Nov.14 2010
F4コンストラクターズ日本一決定戦決勝レースレポート
いよいよF4コンストラクターズ日本一決定戦の決勝レースの朝を迎えました。
昨日までと違って、どんよりとした空模様となってしまいましたが、5℃程度気温が上がると共に風が無くなったため、ドライバーにとっては、コース上の埃を気にすることなく走り易いコースコンディションと言えそうです。
ポールポジションからスタートするNo.10西本直樹の乗り組む東京R&DのRD10W、2番手からスタートするNo.14土屋祐輔のZAP F108、3番手からスタートする吉田広樹のムーンクラフトMC-090のトップ3は、昨日の予選で好感触を得たようで、基本的に同じようなセッティングで決勝レースを走るようです。基本的に同じと言う意味は、富士スピードウェイの決勝レースの場合、速いストレートスピードがポイントとなるため、どのチームも、ライバルとのストレートスピードの違いを慎重に吟味していたためです。
昨日ポールポジションを獲得すると共に、速いストレートスピードを記録した東京R&Dは、西本直樹のRD10Wのセッティングを、予選の時から大きく変更していないようです。
昨日の予選で約0.1秒差で2番手に甘んじたZAP陣営は、ほんの僅かの速さの差はドライビングの問題であり、セッティングの変更は必要なしと判断したようです。
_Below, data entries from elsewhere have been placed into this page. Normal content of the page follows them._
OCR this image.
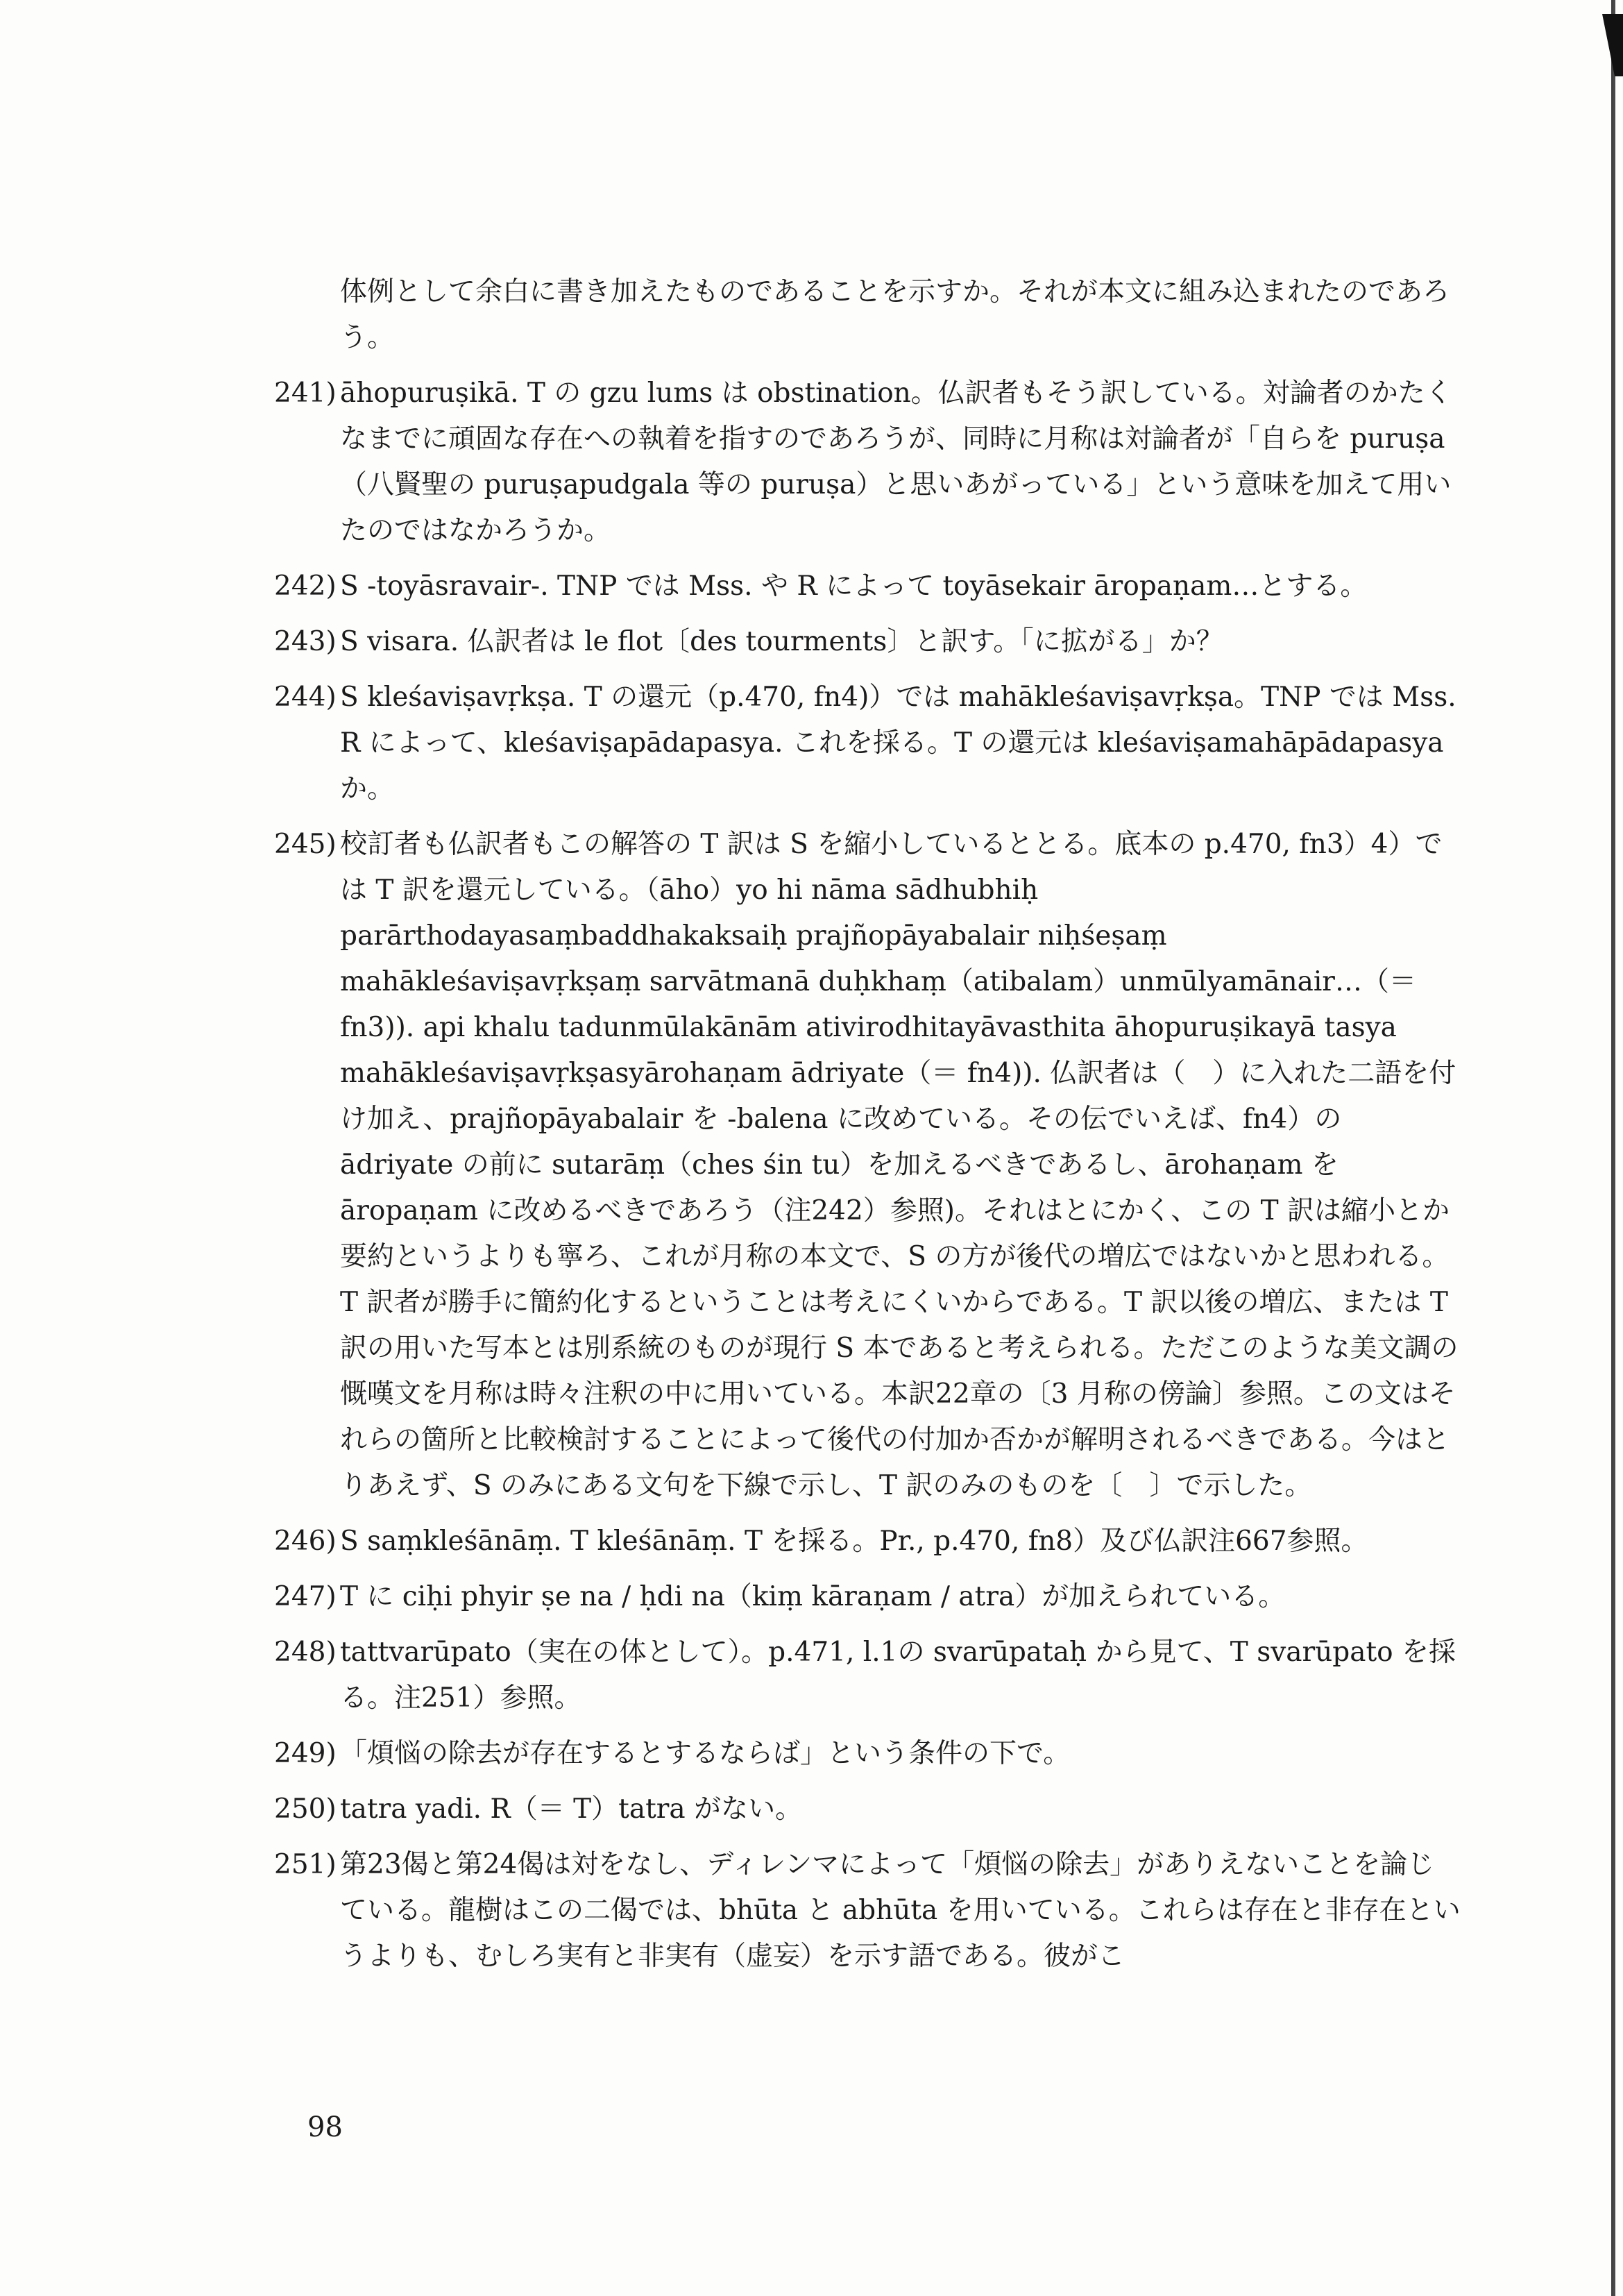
体例として余白に書き加えたものであることを示すか。それが本文に組み込まれたのであろう。

241) āhopuruṣikā. T の gzu lums は obstination。仏訳者もそう訳している。対論者のかたくなまでに頑固な存在への執着を指すのであろうが、同時に月称は対論者が「自らを puruṣa（八賢聖の puruṣapudgala 等の puruṣa）と思いあがっている」という意味を加えて用いたのではなかろうか。
242) S -toyāsravair-. TNP では Mss. や R によって toyāsekair āropaṇam…とする。
243) S visara. 仏訳者は le flot〔des tourments〕と訳す。「に拡がる」か？
244) S kleśaviṣavṛkṣa. T の還元（p.470, fn4)）では mahākleśaviṣavṛkṣa。TNP では Mss. R によって、kleśaviṣapādapasya. これを採る。T の還元は kleśaviṣamahāpādapasya か。
245) 校訂者も仏訳者もこの解答の T 訳は S を縮小しているととる。底本の p.470, fn3）4）では T 訳を還元している。（āho）yo hi nāma sādhubhiḥ parārthodayasaṃbaddhakaksaiḥ prajñopāyabalair niḥśeṣaṃ mahākleśaviṣavṛkṣaṃ sarvātmanā duḥkhaṃ（atibalam）unmūlyamānair…（＝ fn3)). api khalu tadunmūlakānām ativirodhitayāvasthita āhopuruṣikayā tasya mahākleśaviṣavṛkṣasyārohaṇam ādriyate（＝ fn4)). 仏訳者は（　）に入れた二語を付け加え、prajñopāyabalair を -balena に改めている。その伝でいえば、fn4）の ādriyate の前に sutarāṃ（ches śin tu）を加えるべきであるし、ārohaṇam を āropaṇam に改めるべきであろう（注242）参照)。それはとにかく、この T 訳は縮小とか要約というよりも寧ろ、これが月称の本文で、S の方が後代の増広ではないかと思われる。T 訳者が勝手に簡約化するということは考えにくいからである。T 訳以後の増広、または T 訳の用いた写本とは別系統のものが現行 S 本であると考えられる。ただこのような美文調の慨嘆文を月称は時々注釈の中に用いている。本訳22章の〔3 月称の傍論〕参照。この文はそれらの箇所と比較検討することによって後代の付加か否かが解明されるべきである。今はとりあえず、S のみにある文句を下線で示し、T 訳のみのものを〔　〕で示した。
246) S saṃkleśānāṃ. T kleśānāṃ. T を採る。Pr., p.470, fn8）及び仏訳注667参照。
247) T に ciḥi phyir ṣe na / ḥdi na（kiṃ kāraṇam / atra）が加えられている。
248) tattvarūpato（実在の体として）。p.471, l.1の svarūpataḥ から見て、T svarūpato を採る。注251）参照。
249) 「煩悩の除去が存在するとするならば」という条件の下で。
250) tatra yadi. R（＝ T）tatra がない。
251) 第23偈と第24偈は対をなし、ディレンマによって「煩悩の除去」がありえないことを論じている。龍樹はこの二偈では、bhūta と abhūta を用いている。これらは存在と非存在というよりも、むしろ実有と非実有（虚妄）を示す語である。彼がこ
98
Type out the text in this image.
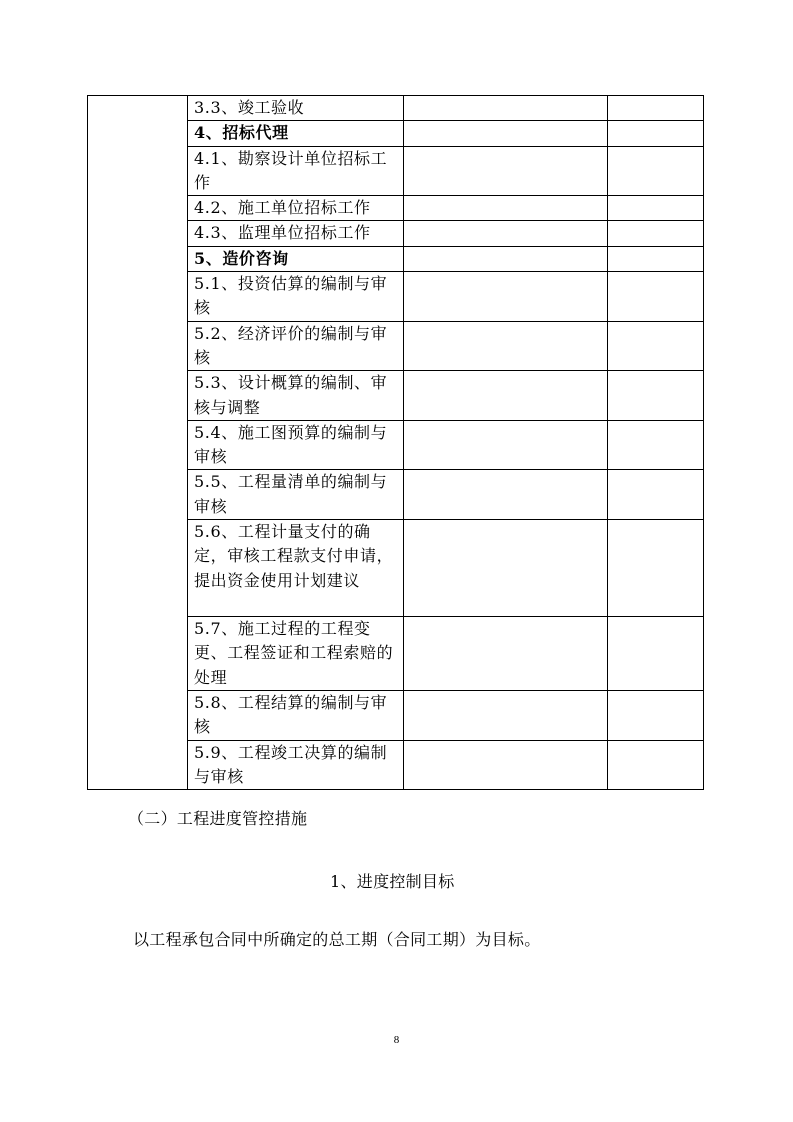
	3.3、竣工验收		
	4、招标代理		
	4.1、勘察设计单位招标工作		
	4.2、施工单位招标工作		
	4.3、监理单位招标工作		
	5、造价咨询		
	5.1、投资估算的编制与审核		
	5.2、经济评价的编制与审核		
	5.3、设计概算的编制、审核与调整		
	5.4、施工图预算的编制与审核		
	5.5、工程量清单的编制与审核		
	5.6、工程计量支付的确定，审核工程款支付申请，提出资金使用计划建议		
	5.7、施工过程的工程变更、工程签证和工程索赔的处理		
	5.8、工程结算的编制与审核		
	5.9、工程竣工决算的编制与审核		
（二）工程进度管控措施
1、进度控制目标
以工程承包合同中所确定的总工期（合同工期）为目标。
8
ただ、木曜日にクラッチトラブルが発生したため、2日前に交換したばかりのクラッチを、再度新品に交換して決勝レースに臨みました。
3番手からスタートするムーンクラフトは、単純にロードラッグとするだけでなく、多少ダウンフォースを残した微妙な空力セッティングで決勝レースを走るようです。
この3車のわずかなセッティングの違いが優劣を分けることとなりました。
午前10時、いよいよ決勝レースのスタートが切られました。24台のF4が一斉に1コーナーを目指して加速しました。ポールポジションの西本直樹は素晴らしいスタートを決めましたが、いつも絶妙なスタートを披露する土屋祐輔は出遅れてしまいました。新品のクラッチの感触に戸惑ったのかもしれません。
3番手スタートの吉田広樹は、すかさず土屋祐輔のZAPに襲いかかりました。土屋祐輔は、何とかイン側を死守して1コーナーへ進入しましたが、勢いは吉田広樹の方にありました。2周目の1コーナーへの進入で吉田広樹が土屋祐輔を抜いて2位に浮上しました。
激しい争いはトップ3だけでなく、後方でも熾烈な争いが繰り広げられ、1周目のダンロップコーナーで3台が接触するアクシデントが発生しました。2台がコース上にストップしたため、競技長の判断によって、赤旗が提示され、レースは中断されました。
既にトップ集団は2周目に入っていましたが、1周目のアクシデントであるため、周回数を15周から11周に減算して、再スタートが切られることとなりました。
土屋祐輔は、神様に見放されてなかったようです。
午前10時26分54秒、11周の超スプリントレースのスタートが切られました。
土屋祐輔のZAPも素晴らしいスタートを決めましたが、ほんの少しだけ、東京R&Dの西本直樹の方が速かったようです。西本直樹は土屋祐輔を牽制するためイン側へ進路を変えました。土屋祐輔は逆に外側のラインを選択しましたが、その外側には、3番手スタートの吉田広樹がポジションを占めようとしています。
結局、僅差で西本直樹の東京R&Dがトップで1コーナーへ進入して、2番手に土屋祐輔のZAP、3番手に吉田広樹のムーンクラフトが続きました。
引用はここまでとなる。